Apart from impacting the families involved, it is also going to hurt the Indian IT companies that are sponsoring Indian workers abroad. Here are some likely implications:
The delay in the decision regarding H4’s future is bad enough and will hurt many families who will be forced to survive on a single income. In fact, US senators have already argued that allowing one spouse to work and the other to not work is prima facie unfair.
This move rests on the assumption that immigrants are taking jobs rather than being valued and protected for their immense contributions to this nation, which may be an erroneous perception. Even large US companies such as Apple, Amazon, and Google have confirmed the major contribution of immigrant workers.
The delay regarding the H4 decision has strong political support at the grassroots level. The H4 visas have been challenged in a court filing by the “Save Jobs USA versus Department of Homeland Security (DHS)” which has challenged the H4 EAD almost from 2015. The petitioners have pushed harder after the Trump government came to power.
This move is likely to hit Indian families in the US, the economics of their continuance in the US as well as the project costs of Indian companies like TCS, Infosys, and Wipro that rely on this group to get their projects executed.
What is interesting is that even as the visa challenges first started in late 2016, companies like Infosys, TCS, and Wipro are already preparing themselves on two fronts. Firstly, they are increasing their US local hires so that the social and political aspects of immigration are better handled.
Secondly, IT companies are also gradually working towards an on-shoring model, as opposed to the client off-shoring model being followed now.
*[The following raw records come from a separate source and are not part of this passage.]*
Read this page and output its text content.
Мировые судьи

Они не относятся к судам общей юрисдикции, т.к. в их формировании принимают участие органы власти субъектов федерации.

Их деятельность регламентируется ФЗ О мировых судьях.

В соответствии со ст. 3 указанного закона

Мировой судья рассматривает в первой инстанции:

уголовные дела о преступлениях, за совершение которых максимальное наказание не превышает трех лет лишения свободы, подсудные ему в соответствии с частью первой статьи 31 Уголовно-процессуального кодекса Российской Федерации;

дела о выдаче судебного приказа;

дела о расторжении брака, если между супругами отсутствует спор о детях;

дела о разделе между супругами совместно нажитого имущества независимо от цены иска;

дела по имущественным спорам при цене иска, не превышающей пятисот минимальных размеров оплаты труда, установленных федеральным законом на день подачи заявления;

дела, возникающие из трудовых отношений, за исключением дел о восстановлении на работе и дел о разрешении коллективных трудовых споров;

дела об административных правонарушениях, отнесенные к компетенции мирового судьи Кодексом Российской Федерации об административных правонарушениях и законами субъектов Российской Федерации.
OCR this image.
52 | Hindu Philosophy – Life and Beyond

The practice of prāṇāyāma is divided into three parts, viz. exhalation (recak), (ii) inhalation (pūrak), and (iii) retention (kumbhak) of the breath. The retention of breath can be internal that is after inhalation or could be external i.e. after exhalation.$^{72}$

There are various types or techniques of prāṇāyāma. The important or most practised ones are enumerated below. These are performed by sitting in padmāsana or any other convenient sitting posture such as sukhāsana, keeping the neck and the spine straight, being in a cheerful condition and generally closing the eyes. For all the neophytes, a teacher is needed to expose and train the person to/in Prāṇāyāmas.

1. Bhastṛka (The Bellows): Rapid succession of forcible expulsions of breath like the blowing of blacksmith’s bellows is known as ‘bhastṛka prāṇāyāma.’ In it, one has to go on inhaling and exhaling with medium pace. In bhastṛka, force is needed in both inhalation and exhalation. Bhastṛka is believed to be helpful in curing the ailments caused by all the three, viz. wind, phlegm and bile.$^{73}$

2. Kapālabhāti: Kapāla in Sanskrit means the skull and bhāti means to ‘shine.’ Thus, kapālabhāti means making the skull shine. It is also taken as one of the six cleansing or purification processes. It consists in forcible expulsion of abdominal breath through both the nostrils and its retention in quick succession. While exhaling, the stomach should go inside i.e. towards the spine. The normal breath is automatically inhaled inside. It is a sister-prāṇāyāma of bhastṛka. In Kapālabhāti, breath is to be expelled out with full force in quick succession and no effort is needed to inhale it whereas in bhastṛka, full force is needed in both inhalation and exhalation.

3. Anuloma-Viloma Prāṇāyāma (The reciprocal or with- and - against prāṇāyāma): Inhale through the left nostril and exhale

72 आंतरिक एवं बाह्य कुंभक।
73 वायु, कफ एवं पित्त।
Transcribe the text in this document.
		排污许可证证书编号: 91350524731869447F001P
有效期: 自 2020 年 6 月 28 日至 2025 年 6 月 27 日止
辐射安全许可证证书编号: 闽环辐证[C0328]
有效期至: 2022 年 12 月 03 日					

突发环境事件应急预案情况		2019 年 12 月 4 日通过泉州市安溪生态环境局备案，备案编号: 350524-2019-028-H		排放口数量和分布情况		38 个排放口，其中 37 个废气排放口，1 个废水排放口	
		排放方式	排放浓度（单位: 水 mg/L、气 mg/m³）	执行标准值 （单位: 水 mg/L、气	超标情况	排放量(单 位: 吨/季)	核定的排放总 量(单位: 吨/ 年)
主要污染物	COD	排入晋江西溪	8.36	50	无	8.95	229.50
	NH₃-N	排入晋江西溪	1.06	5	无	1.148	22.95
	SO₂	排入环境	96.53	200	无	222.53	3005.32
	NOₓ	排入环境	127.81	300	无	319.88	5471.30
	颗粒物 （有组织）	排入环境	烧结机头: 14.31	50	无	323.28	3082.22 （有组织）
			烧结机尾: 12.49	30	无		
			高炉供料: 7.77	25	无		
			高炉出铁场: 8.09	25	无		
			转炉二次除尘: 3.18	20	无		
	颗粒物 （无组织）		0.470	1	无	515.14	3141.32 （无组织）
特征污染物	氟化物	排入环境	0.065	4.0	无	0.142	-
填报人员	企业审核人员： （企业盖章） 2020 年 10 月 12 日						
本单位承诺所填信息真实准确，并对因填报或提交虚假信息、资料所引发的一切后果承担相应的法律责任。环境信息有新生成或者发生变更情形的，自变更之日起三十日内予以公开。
This will position India as the hub for software development, which should not be too difficult with the rampant spread of cloud computing. Of course, there is going to be a short-term impact, but that can be negotiated rather than addressed.
Recently, on October 18, 2019, media reports claimed the Department of Homeland Security (DHS) under the Donald Trump administration planning to “revise the definition of speciality occupations under H1B visas" in his Fall 2019 (August) agenda.
It remains to be seen when the Department of Homeland Security (DHS) will publish the notice to amend the 2015 final rule and whether it will really scrap all H4 EADs. As of now, it just seems to be a matter of 'when'. As worried H1-B and H4 visa-holders, their spouses, and students seeking work wait with baited breath, the uncertainty of it all is only making things worse.